HOW IS STRUCTURED LITERACY TAUGHT?


  • Simultaneous and Multisensory:  In order to enhance learning and memory, all learning pathways in the brain (visual – auditory – kinesthetic – tactile) are engaged simultaneously.

  • Systematic and Cumulative: Organization of the material follows the logical order of the English language. Instruction begins with the most simple elements and progresses to the most difficult concepts. Each lesson is built on the previous concept learned and content is regularly reviewed to enhance retention.

  • Direct Instruction: Multisensory language instruction includes the direct teaching of all concepts. The therapist does not assume students have learned all of the skills.

  • Diagnostic Teaching: The instructional plan for every student is based on continuous assessment of individual needs with the goal of content being mastered to the degree of automaticity.

  • Synthetic and Analytic Instruction: Synthetic instruction presents the parts of the language and how they work together to form a whole. Analytic instruction presents the whole of language and demonstrates how it can be broken down into parts.

WHO CAN IMPLEMENT TAKE FLIGHT?

Take Flight was designed for use by a Certified Academic Language Therapist (CALT) for children with dyslexia ages 7 and older. For children younger than 7 years of age, the curriculum called Pre-Flight is used for intervention.

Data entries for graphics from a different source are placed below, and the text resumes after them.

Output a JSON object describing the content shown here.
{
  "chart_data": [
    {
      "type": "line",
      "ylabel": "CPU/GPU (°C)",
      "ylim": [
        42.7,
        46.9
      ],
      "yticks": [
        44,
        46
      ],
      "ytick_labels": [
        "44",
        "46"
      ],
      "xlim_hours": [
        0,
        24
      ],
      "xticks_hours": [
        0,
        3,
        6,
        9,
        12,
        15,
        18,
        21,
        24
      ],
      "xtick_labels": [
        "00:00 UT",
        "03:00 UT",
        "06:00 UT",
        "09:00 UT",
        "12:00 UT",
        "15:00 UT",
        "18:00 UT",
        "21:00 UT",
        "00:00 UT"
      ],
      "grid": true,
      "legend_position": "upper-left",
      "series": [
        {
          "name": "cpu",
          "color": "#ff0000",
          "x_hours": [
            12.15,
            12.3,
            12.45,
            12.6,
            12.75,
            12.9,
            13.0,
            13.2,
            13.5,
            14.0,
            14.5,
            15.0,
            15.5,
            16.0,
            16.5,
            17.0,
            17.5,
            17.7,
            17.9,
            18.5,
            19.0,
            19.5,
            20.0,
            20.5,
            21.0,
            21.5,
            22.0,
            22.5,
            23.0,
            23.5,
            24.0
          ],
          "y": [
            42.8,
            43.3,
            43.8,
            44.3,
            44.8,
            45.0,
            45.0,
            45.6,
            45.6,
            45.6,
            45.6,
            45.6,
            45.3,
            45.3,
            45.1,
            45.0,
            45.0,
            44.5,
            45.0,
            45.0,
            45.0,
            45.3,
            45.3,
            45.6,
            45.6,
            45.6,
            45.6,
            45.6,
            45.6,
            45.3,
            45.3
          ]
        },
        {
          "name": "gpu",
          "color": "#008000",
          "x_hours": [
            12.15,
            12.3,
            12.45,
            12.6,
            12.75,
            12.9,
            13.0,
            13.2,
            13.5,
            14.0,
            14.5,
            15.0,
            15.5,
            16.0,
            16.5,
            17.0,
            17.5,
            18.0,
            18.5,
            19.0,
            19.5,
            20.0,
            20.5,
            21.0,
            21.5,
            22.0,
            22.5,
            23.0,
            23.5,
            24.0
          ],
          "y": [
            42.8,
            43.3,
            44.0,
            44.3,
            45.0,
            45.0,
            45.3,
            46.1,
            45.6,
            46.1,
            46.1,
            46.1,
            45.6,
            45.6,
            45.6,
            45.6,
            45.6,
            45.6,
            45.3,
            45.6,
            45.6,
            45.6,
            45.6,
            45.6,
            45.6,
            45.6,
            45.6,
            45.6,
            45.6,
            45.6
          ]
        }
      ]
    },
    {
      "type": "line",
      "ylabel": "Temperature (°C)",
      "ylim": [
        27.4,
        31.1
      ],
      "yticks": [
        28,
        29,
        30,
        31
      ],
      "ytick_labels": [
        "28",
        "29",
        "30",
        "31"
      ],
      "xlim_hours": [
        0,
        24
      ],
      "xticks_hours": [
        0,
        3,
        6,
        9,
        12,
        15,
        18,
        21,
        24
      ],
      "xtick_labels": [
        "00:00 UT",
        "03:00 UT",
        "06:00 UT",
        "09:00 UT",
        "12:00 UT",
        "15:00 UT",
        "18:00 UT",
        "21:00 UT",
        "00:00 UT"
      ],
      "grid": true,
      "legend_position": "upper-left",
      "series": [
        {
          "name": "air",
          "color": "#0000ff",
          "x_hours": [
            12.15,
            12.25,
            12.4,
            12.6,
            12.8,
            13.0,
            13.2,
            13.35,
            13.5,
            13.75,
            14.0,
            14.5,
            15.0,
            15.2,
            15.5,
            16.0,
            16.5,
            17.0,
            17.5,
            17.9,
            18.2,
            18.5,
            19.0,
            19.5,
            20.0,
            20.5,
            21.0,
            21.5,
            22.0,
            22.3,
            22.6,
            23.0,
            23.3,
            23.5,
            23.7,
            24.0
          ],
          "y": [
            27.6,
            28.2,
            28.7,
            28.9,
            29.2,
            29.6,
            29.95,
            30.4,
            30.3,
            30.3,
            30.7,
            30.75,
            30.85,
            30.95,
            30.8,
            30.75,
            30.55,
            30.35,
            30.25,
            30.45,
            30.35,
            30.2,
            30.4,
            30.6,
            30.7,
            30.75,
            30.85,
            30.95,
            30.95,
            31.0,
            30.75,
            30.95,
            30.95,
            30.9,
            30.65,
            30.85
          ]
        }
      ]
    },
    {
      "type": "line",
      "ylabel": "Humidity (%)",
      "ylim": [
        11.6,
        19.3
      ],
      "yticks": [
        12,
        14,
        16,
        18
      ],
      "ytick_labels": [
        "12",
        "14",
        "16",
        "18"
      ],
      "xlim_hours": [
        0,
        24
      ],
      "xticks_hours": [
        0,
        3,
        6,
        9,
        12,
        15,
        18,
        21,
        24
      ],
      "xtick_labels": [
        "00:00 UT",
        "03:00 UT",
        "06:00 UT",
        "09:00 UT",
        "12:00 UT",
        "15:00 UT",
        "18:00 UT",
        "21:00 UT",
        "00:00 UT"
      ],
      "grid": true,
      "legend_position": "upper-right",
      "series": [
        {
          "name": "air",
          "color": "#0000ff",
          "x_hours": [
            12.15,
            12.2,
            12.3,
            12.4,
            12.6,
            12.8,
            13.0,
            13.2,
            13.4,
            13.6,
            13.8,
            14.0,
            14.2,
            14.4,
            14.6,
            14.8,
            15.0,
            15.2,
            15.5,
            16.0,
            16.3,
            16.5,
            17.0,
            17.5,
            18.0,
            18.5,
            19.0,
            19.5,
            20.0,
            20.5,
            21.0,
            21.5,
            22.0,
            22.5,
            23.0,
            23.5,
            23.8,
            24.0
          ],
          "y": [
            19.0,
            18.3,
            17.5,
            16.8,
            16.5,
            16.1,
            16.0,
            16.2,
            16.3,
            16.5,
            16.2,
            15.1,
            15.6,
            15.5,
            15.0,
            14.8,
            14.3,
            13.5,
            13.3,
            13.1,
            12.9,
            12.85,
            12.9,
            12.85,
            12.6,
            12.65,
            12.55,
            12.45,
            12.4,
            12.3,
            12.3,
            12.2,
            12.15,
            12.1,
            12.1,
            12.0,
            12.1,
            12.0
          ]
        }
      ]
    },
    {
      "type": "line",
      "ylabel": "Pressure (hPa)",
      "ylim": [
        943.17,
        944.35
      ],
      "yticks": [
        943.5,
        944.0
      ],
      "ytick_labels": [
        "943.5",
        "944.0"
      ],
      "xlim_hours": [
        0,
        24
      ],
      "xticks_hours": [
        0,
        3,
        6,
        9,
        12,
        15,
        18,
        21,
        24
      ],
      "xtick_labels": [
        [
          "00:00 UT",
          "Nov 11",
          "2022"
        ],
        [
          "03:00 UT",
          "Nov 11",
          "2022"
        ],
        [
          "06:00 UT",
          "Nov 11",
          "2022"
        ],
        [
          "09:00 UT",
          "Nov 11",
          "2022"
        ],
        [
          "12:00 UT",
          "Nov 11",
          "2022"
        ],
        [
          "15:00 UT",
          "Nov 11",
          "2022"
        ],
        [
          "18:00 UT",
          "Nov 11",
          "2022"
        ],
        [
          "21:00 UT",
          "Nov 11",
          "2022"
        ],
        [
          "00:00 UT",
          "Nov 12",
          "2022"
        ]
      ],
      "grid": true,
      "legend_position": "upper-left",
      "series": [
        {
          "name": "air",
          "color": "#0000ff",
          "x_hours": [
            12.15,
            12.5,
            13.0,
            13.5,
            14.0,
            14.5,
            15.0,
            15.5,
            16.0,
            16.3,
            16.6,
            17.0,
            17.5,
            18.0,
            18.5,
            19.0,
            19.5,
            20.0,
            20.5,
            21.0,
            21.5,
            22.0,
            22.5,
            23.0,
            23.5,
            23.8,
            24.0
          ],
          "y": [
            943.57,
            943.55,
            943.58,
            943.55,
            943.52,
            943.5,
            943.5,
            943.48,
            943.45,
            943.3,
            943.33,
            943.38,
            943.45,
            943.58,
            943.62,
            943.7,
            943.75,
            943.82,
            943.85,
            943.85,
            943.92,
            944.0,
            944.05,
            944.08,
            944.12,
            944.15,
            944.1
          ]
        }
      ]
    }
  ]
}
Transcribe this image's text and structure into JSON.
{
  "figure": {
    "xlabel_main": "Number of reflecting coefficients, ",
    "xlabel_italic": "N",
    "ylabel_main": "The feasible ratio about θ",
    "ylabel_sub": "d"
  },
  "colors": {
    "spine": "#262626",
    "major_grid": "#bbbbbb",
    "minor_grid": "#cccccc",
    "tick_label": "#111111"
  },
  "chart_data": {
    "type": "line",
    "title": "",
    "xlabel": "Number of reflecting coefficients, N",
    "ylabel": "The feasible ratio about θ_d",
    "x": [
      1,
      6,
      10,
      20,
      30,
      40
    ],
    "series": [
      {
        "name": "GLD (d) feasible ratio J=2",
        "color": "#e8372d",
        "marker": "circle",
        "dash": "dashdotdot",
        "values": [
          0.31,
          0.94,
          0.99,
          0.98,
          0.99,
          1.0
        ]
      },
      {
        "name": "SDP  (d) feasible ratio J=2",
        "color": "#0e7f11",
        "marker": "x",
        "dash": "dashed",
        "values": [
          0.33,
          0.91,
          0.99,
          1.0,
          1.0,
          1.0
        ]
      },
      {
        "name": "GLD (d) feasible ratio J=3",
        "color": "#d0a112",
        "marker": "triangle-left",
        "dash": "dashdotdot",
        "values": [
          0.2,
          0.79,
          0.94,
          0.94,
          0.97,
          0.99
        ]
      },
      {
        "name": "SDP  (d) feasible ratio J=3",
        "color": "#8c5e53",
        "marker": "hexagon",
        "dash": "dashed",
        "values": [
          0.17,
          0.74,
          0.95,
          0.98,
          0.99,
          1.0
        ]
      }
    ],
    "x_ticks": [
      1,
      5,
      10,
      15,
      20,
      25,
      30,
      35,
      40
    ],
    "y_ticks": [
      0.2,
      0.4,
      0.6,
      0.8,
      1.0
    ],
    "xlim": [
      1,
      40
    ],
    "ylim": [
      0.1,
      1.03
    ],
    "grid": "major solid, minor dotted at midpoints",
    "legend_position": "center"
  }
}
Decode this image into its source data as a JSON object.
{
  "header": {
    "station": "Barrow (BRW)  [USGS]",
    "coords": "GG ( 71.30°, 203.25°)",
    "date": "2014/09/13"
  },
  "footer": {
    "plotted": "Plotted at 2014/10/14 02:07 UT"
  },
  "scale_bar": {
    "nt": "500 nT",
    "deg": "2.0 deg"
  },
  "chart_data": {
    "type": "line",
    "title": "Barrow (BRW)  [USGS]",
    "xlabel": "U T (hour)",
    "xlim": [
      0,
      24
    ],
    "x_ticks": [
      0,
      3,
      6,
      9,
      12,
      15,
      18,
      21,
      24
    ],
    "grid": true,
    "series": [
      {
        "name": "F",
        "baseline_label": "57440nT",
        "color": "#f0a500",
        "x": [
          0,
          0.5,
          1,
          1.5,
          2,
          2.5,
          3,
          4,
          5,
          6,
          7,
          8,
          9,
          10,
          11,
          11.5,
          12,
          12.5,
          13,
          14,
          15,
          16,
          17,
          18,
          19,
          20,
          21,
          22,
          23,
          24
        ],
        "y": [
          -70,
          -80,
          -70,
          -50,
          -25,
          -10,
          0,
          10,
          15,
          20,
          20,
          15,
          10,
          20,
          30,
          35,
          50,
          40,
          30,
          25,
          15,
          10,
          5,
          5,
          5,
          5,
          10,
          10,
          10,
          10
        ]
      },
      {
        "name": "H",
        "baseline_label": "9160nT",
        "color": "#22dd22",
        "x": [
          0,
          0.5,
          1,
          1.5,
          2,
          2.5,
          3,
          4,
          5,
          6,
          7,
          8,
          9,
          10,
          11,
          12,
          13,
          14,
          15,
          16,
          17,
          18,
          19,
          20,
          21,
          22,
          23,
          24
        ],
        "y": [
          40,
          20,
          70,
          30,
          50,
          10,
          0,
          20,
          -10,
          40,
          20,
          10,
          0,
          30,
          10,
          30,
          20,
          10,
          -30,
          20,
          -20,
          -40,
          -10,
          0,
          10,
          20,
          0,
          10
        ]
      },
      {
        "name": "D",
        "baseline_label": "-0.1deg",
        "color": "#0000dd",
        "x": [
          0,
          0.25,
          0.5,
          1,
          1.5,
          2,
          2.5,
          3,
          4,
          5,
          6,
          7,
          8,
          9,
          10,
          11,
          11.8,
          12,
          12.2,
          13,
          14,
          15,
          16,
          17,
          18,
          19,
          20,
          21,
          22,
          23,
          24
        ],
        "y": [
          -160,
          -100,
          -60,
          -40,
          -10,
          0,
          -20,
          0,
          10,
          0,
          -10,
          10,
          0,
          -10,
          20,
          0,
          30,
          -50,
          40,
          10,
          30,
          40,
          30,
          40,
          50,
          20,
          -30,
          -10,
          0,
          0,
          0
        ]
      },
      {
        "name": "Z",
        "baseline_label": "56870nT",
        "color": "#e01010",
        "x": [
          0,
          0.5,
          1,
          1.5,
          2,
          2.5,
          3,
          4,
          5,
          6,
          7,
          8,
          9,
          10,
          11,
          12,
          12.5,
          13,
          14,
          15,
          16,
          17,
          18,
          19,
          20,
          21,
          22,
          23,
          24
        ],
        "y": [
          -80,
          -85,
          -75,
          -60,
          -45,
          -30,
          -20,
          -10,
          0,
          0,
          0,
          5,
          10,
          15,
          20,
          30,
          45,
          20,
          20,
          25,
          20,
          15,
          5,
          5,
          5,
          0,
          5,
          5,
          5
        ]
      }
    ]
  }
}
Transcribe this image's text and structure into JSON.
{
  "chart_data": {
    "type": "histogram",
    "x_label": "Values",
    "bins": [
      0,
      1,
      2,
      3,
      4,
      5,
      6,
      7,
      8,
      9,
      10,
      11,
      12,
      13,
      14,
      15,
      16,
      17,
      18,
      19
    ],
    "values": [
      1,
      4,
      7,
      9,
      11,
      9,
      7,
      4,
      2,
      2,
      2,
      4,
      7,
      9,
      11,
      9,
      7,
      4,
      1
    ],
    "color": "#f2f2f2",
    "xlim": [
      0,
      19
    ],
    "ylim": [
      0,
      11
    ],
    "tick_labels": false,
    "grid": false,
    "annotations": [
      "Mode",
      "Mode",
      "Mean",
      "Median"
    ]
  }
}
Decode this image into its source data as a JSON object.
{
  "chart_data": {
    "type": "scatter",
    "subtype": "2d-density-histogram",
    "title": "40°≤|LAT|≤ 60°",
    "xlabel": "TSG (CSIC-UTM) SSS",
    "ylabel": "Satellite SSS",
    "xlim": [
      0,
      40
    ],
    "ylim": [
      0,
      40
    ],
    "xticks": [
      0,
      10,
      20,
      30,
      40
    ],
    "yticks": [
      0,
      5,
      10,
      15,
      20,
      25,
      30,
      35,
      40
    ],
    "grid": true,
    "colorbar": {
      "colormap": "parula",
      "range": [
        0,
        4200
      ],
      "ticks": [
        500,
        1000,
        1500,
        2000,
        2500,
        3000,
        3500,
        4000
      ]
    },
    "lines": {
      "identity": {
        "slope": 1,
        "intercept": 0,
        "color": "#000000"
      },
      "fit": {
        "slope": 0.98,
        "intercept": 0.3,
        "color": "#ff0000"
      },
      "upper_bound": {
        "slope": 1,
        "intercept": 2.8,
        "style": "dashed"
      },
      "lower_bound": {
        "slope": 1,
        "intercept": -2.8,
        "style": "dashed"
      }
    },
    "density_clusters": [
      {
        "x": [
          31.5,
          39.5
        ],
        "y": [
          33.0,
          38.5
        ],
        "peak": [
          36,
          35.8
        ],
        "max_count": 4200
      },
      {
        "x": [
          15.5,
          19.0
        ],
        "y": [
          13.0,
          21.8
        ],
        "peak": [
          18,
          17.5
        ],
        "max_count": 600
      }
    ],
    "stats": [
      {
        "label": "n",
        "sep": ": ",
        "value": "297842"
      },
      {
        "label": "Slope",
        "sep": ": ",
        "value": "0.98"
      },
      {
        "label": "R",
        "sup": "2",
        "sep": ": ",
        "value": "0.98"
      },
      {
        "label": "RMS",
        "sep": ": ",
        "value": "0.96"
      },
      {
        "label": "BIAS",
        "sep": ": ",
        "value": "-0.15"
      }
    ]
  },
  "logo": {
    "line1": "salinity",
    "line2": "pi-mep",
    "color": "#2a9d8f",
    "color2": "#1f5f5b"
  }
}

WHAT IS A CERTIFIED ACADEMIC LANGUAGE THERAPIST (CALT)?


Certified Academic Language Therapists are not tutors. They are specially trained to work with students with dyslexia and related language-based learning differences such as dysgraphia and dyscalculia. They have completed extensive training in multisensory structured language at a training center or university program that is accredited by IMSLEC (International Multisensory Structured Language Education Council).

Therapy level standards require a Certified Academic Language Therapist (CALT) to:

  • Hold a bachelor’s degree in education or a related field.

  • Complete 220 course contact hours in an accredited learning therapy program.

  • Complete a minimum of 700 clinical teaching hours.

  • Complete 10 demonstration lessons.

  • Successfully pass The Alliance National Registration exam for Multisensory Structured Language Education to gain certification as an Academic Therapist through ALTA (Academic Language Therapy Association).